On August 4, a new book, compiled by Revi, as he is known, was launched at the IGJ offices. The speakers included Alex Supartono, a Jakarta fine arts curator and activist, as well as myself. Revi’s new book was entitled THE ART OF RESISTANCE. It was a book of photographs that he had taken while helping organize a demonstration against the World Trade Organisation (WTO), during a WTO meeting in Hongkong in December, 2005. There are 89 black and white photos in the book. About 20-30 of these were also on display in a photographic exhibit in the gallery section of the IGJ offices, where the book launch was held. The launch was well attended by the media, with at least two television stations and two radio stations interviewing Revi as well as the speakers.

The collection of photos are good example of activist photographic art, with sections dealing with different aspects of the demonstrations, including a section on the role of migrant workers in Hong Kong as well as labour and peasant solidarity. The reader, or peruser of the book, gets a good feel for the kind of demonstration it was and the range of people participating, as well as the issues being taken up. Although there was one criticism from another activist who was also at the WTO demonstration in Hong Kong who commented that more deeply angry demonstrations of the South Korean farmers was not represented. She felt this was important so that they were documented alongside the more festive demonstrations that Revi had photographed and had, in fact, been centrally involved in organizing.

The discussion covered a lot of issues but the general framework was set by Alex Supartono’s critique that the photos remained set inside a ‘sensationalist’ framework, concentrating on the action aspects of the Hong Kong events. He indicated that he would have preferred more photographs dwelling on the daily lives of the migrant workers in Hong Kong, for example.

It is certainly true that since the 1990s the dominant stream in activist or committed art has been that which has grown up inside the street protest movement. Street theatre, poster art, poems for declamation and songs of struggle have been the dominant form. This has not been the only form with comic satire, both by stand-up comics and comic satire incorporated into traditional and modern drama has also been there. But the later is less classifiable as activist art, being more the work of social critics, still seeking some distance from actual actions – although, there is also some crossover here. In the 70s, a different, and still powerful, form of committed art developed around the poetry and drama of Rendra, including the art work of Hardi and the films of Syuman Djaya.

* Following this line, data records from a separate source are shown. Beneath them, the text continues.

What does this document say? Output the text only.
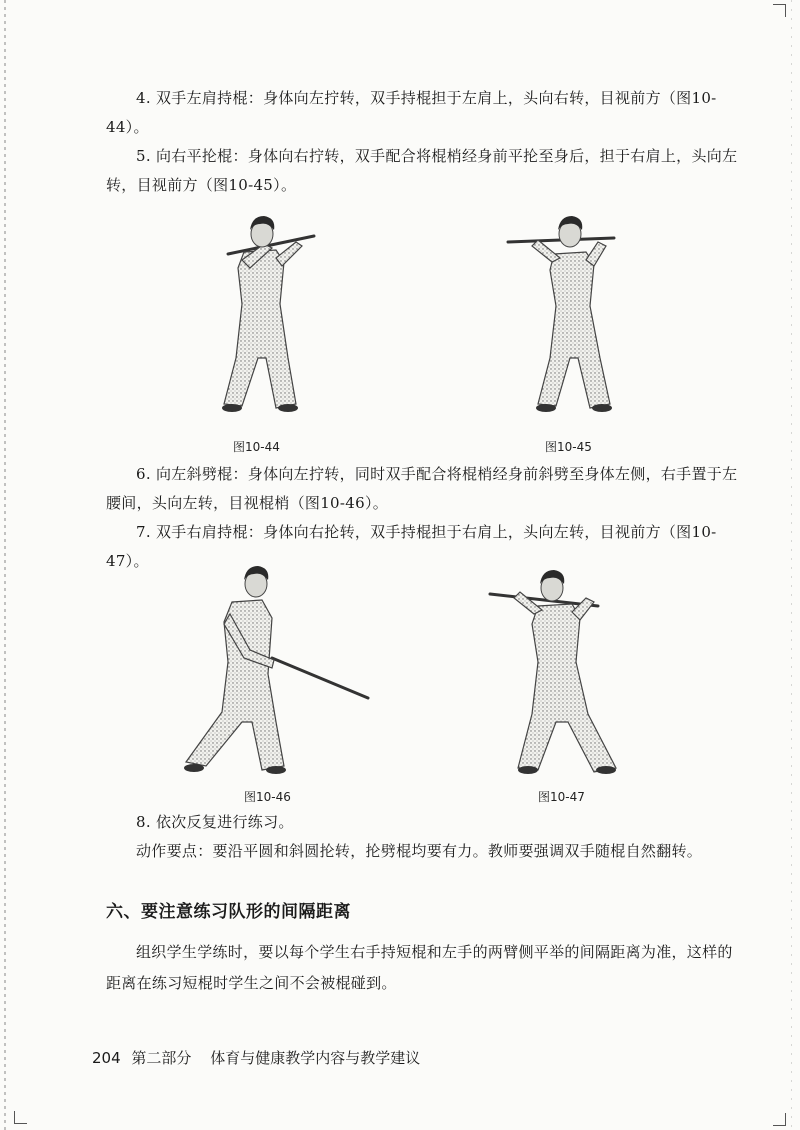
4. 双手左肩持棍：身体向左拧转，双手持棍担于左肩上，头向右转，目视前方（图10-44）。

5. 向右平抡棍：身体向右拧转，双手配合将棍梢经身前平抡至身后，担于右肩上，头向左转，目视前方（图10-45）。

图10-44	图10-45

6. 向左斜劈棍：身体向左拧转，同时双手配合将棍梢经身前斜劈至身体左侧，右手置于左腰间，头向左转，目视棍梢（图10-46）。

7. 双手右肩持棍：身体向右抡转，双手持棍担于右肩上，头向左转，目视前方（图10-47）。

图10-46	图10-47

8. 依次反复进行练习。

动作要点：要沿平圆和斜圆抡转，抡劈棍均要有力。教师要强调双手随棍自然翻转。

六、要注意练习队形的间隔距离

组织学生学练时，要以每个学生右手持短棍和左手的两臂侧平举的间隔距离为准，这样的距离在练习短棍时学生之间不会被棍碰到。

204 第二部分 体育与健康教学内容与教学建议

Revi’s photographs are definitely an extension of this activist, agitational art stream. However, I disagreed with the critical perspective of Alex Supartono, insofar as I thought that this stream, which has developed out of the actual, existing mass protest movement of the 1990s, was totally legitimate in its existence. There is certainly space for other approaches, including more reflective art on the same or related subjects, but there is not, I thought, a case for insisting that those other approaches be included in every collection.

At the same time, there is a challenge for committed art to think beyond the agitational framework. Aksi (street action) art has developed as an instrument of sharpening and deepening the emotional participation of students, workers, peasants and others who have already made the commitment to get involved in protest actions. This is an important form on strengthening art. There is also a challenge to put art to work as an educational or enlightenment tool. One great example of this are the historical novels of Pramoedya Ananta Toer, which a rich in political education and cultural lessons. They are not tools for direct agitation, however, addressing themselves to different levels of consciousness. This means that they don’t necessarily or automatically lead to radicalization of the readership, being also capable of interpretation at the level of consciousness of the reader. Reaching their full potential as artistic tools for radicalization, the novels require discussion and exploration.

I didn’t hear Revi himself speak, as I was outside at the time being interviewed by one of the TV stations.